Gazelda · 10/11/2016 11:18

It was my 40th on the day of my friend's wedding. They made a huge fuss of me, mentioned my birthday in the speeches, got me a cake, then Paused the evening disco to sing happy birthday 😱😳

I'd tell your sis that it's been your DD's dream to have a barber shop quartet sing happy birthday to her and that you've arranged for them to arrive at the reception around 4.30.

sillypussy · 10/11/2016 11:19

I got married on my (now ex) DH's niece's 7th birthday and she was a bridesmaid. As we got to the altar the vicar announced that we would all sing happy birthday to her and it was magical. Didn't detract from my day, in fact, made it more special and memorable.

So, YDNBU. She is being petty and if she doesn't like it then she should have picked a different date!

Tomorrowillbeachicken · 10/11/2016 11:22

Your sister had every other date to chose from. She's being pathetic and I think I'd go for that flashing badge Grin

namechangedtoday15 · 10/11/2016 11:22

Thats very weird, we have a family wedding abroad next year (my cousin) on my DD's 8th birthday!

Because it is abroad, we're all staying at the venue the night before so we've said to DD that the morning is all about her - she can have as much cake, presents etc as she wants and will be surrounded by the whole extended family (probably not the bride) - she is beside herself with excitement.

But we've explained it so that hopefully she'll calm down a little - have said to her that in the afternoon, its really all about my cousin (and the groom!) - she can still be the birthday girl but my cousin only gets one wedding day and wants it to be extra special, whereas DD gets a birthday every year.

FWIW its different obviously because my cousin didn't realise it was DDs birthday and she's just thrilled that we're all making the effort to go - no bridezilla threats at all. So I do think your sister is being a bit dramatic - there is no reason why it can't be a birthday and a wedding!

Tomorrowillbeachicken · 10/11/2016 11:23

and that crown

MrsSpenserGregson · 10/11/2016 11:23

Your sister is being an arse.

Similar situation - my cousin whispered to me, just as we were having the photos taken at our wedding, that she had got engaged the night before. My new husband congratulated her and her fiancé during his speech, and we all drank a toast to them. It made our wedding day even more special.

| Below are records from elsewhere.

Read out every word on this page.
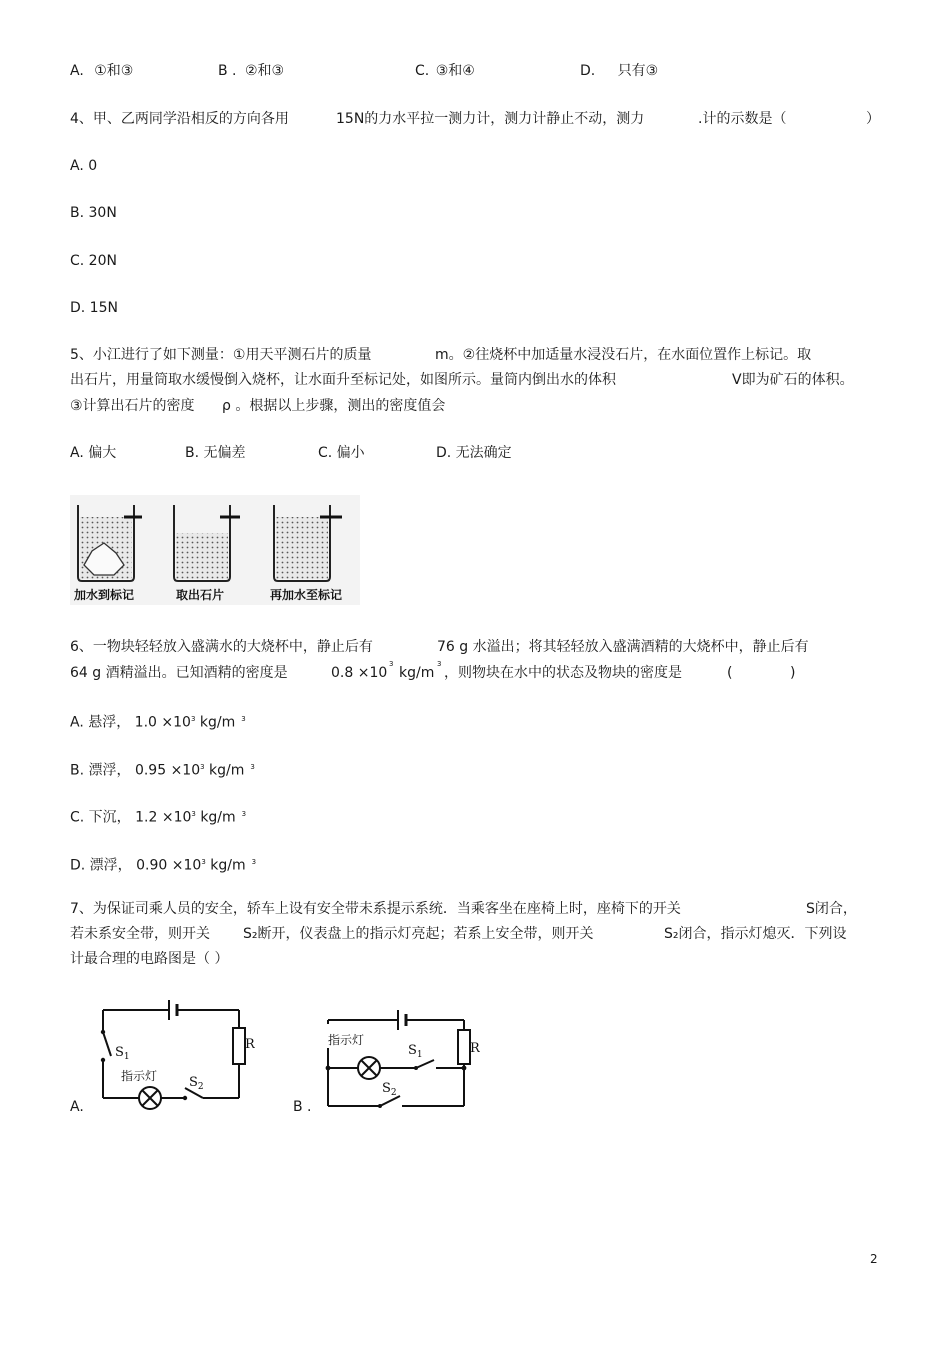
A. ①和③	B . ②和③	C. ③和④	D. 只有③
4、甲、乙两同学沿相反的方向各用	15N的力水平拉一测力计，测力计静止不动，测力	.计的示数是（	）
A. 0
B. 30N
C. 20N
D. 15N
5、小江进行了如下测量：①用天平测石片的质量	m。②往烧杯中加适量水浸没石片，在水面位置作上标记。取
出石片，用量筒取水缓慢倒入烧杯，让水面升至标记处，如图所示。量筒内倒出水的体积	V即为矿石的体积。
③计算出石片的密度 ρ 。根据以上步骤，测出的密度值会
A. 偏大	B. 无偏差	C. 偏小	D. 无法确定
加水到标记	取出石片	再加水至标记
6、一物块轻轻放入盛满水的大烧杯中，静止后有	76 g 水溢出；将其轻轻放入盛满酒精的大烧杯中，静止后有
64 g 酒精溢出。已知酒精的密度是	0.8 ×10
3
kg/m
3
，则物块在水中的状态及物块的密度是	(	)
A. 悬浮， $1.0 \times 10^3$ kg/m $^3$
B. 漂浮， $0.95 \times 10^3$ kg/m $^3$
C. 下沉， $1.2 \times 10^3$ kg/m $^3$
D. 漂浮， $0.90 \times 10^3$ kg/m $^3$
7、为保证司乘人员的安全，轿车上设有安全带未系提示系统．当乘客坐在座椅上时，座椅下的开关	S闭合，
若未系安全带，则开关 S₂断开，仪表盘上的指示灯亮起；若系上安全带，则开关	S₂闭合，指示灯熄灭．下列设
计最合理的电路图是（ ）
A.	B .
$S_1$
$S_2$
R
指示灯
指示灯
$S_1$
$S_2$
R
2
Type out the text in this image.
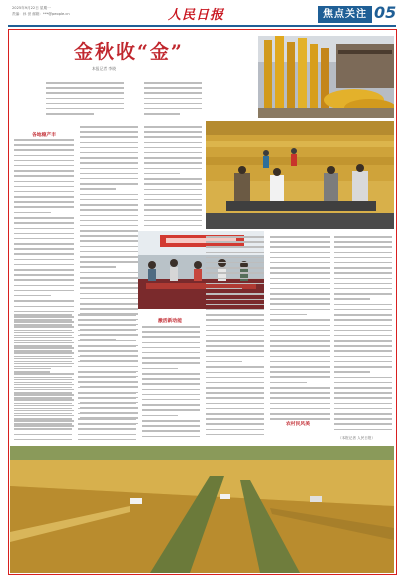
2025年9月22日 星期一
责编：孙 世 邮箱：***@people.cn	人民日报	焦点关注 05
金秋收“金”
本报记者 李晓
各地稳产丰
激活新动能
农村民风美
（本报记者 人民日报）
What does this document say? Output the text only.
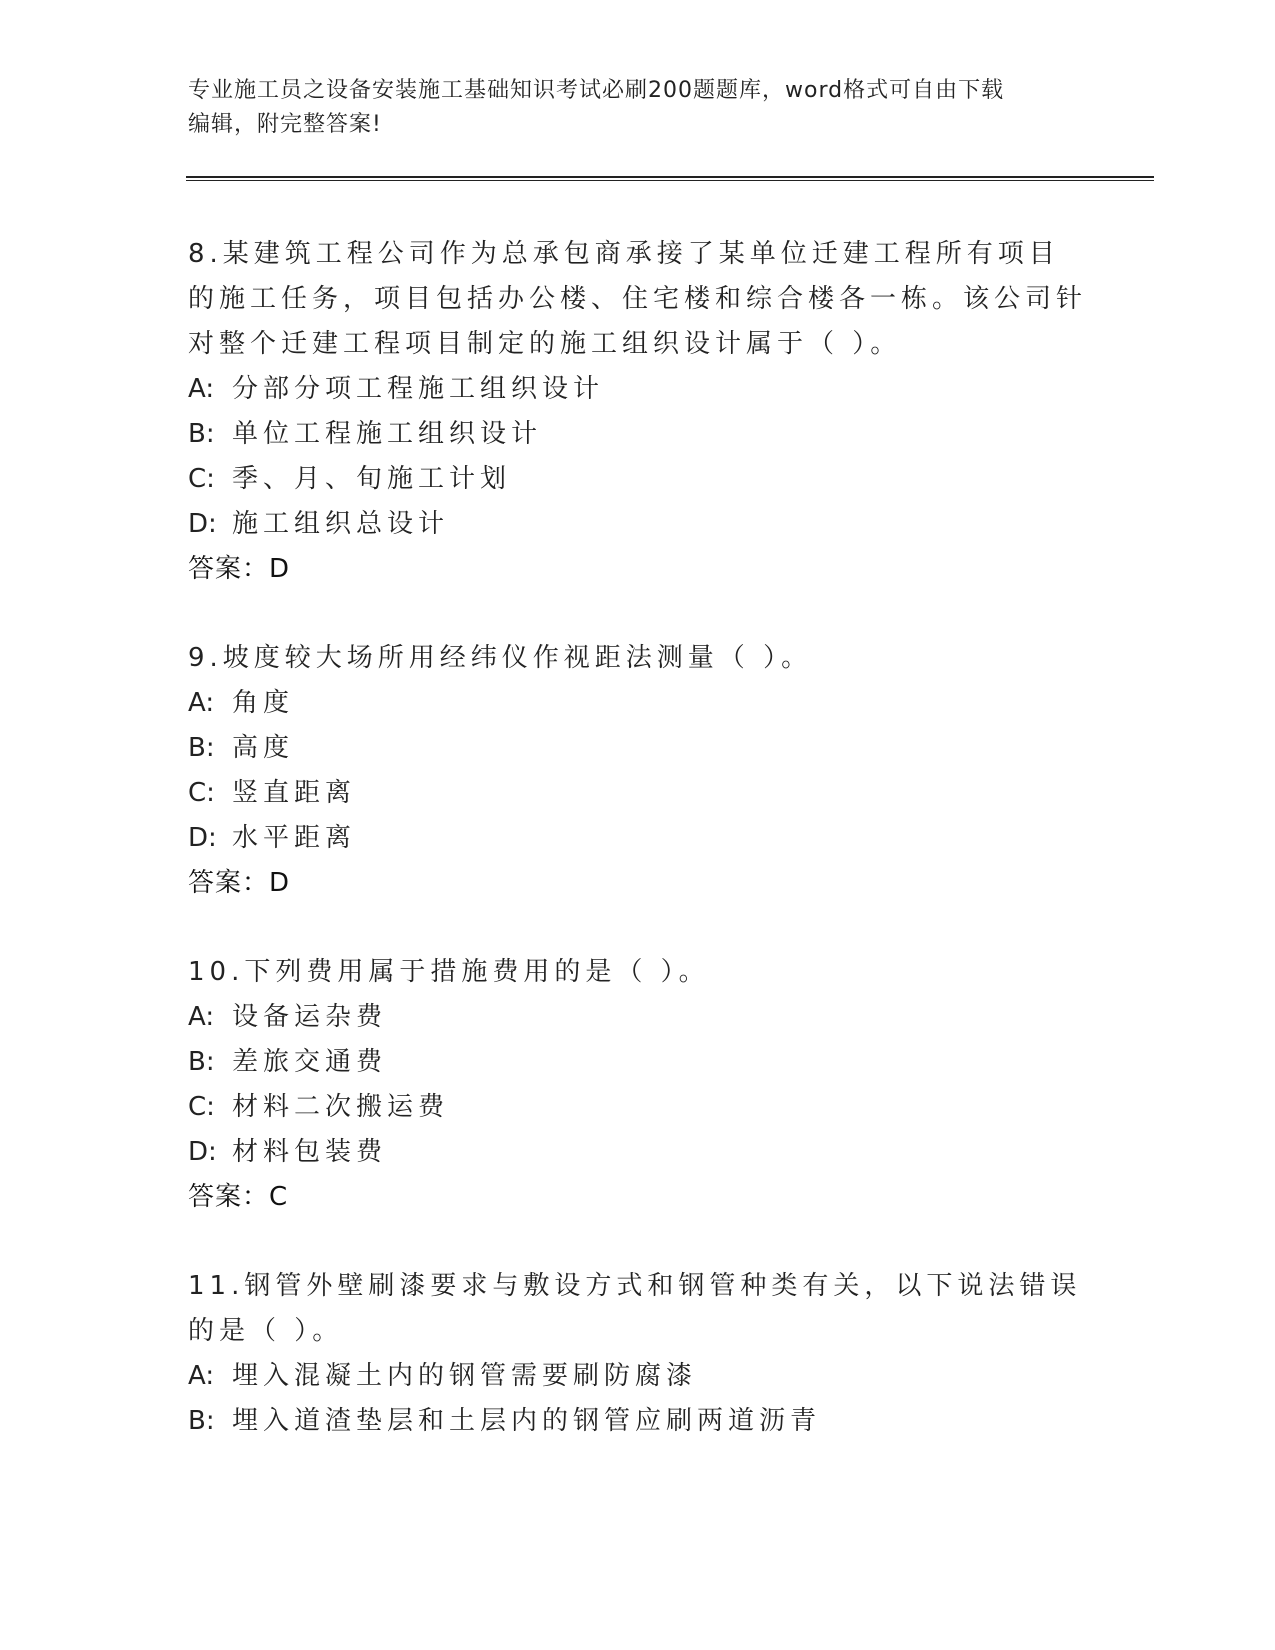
专业施工员之设备安装施工基础知识考试必刷200题题库，word格式可自由下载
编辑，附完整答案!
8.某建筑工程公司作为总承包商承接了某单位迁建工程所有项目的施工任务，项目包括办公楼、住宅楼和综合楼各一栋。该公司针对整个迁建工程项目制定的施工组织设计属于（ ）。
A: 分部分项工程施工组织设计
B: 单位工程施工组织设计
C: 季、月、旬施工计划
D: 施工组织总设计
答案：D
9.坡度较大场所用经纬仪作视距法测量（ ）。
A: 角度
B: 高度
C: 竖直距离
D: 水平距离
答案：D
10.下列费用属于措施费用的是（ ）。
A: 设备运杂费
B: 差旅交通费
C: 材料二次搬运费
D: 材料包装费
答案：C
11.钢管外壁刷漆要求与敷设方式和钢管种类有关，以下说法错误的是（ ）。
A: 埋入混凝土内的钢管需要刷防腐漆
B: 埋入道渣垫层和土层内的钢管应刷两道沥青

What kind of arse wouldn't be excited about their 8-year-old niece having their birthday on her wedding day ffs?!

MrsSpenserGregson · 10/11/2016 11:24

sillypussy that's lovely

middlings · 10/11/2016 11:25

Your DD1 clearly DOES see the wedding as important as she's excited that it's on her birthday!

Your sister is being an idiot.

At my wedding we sang happy birthday to someone - at at least two others guests have been congratulated on a recent engagement.

Your sister is being idiotic.

SissySpacekAteMyHamster · 10/11/2016 11:27

If I had to book my wedding on someone's birthday, I would make sure I made a fuss of that person on the day.

A child being told they can't celebrate their birthday is ridiculous and impossible.

I'd be telling sister to sort her head out.

Theaspizzashop · 10/11/2016 11:30

"Why pick the date of her nieces birthday then moan when her niece is understandably excited? "
^ This. Your sister is being ridiculous.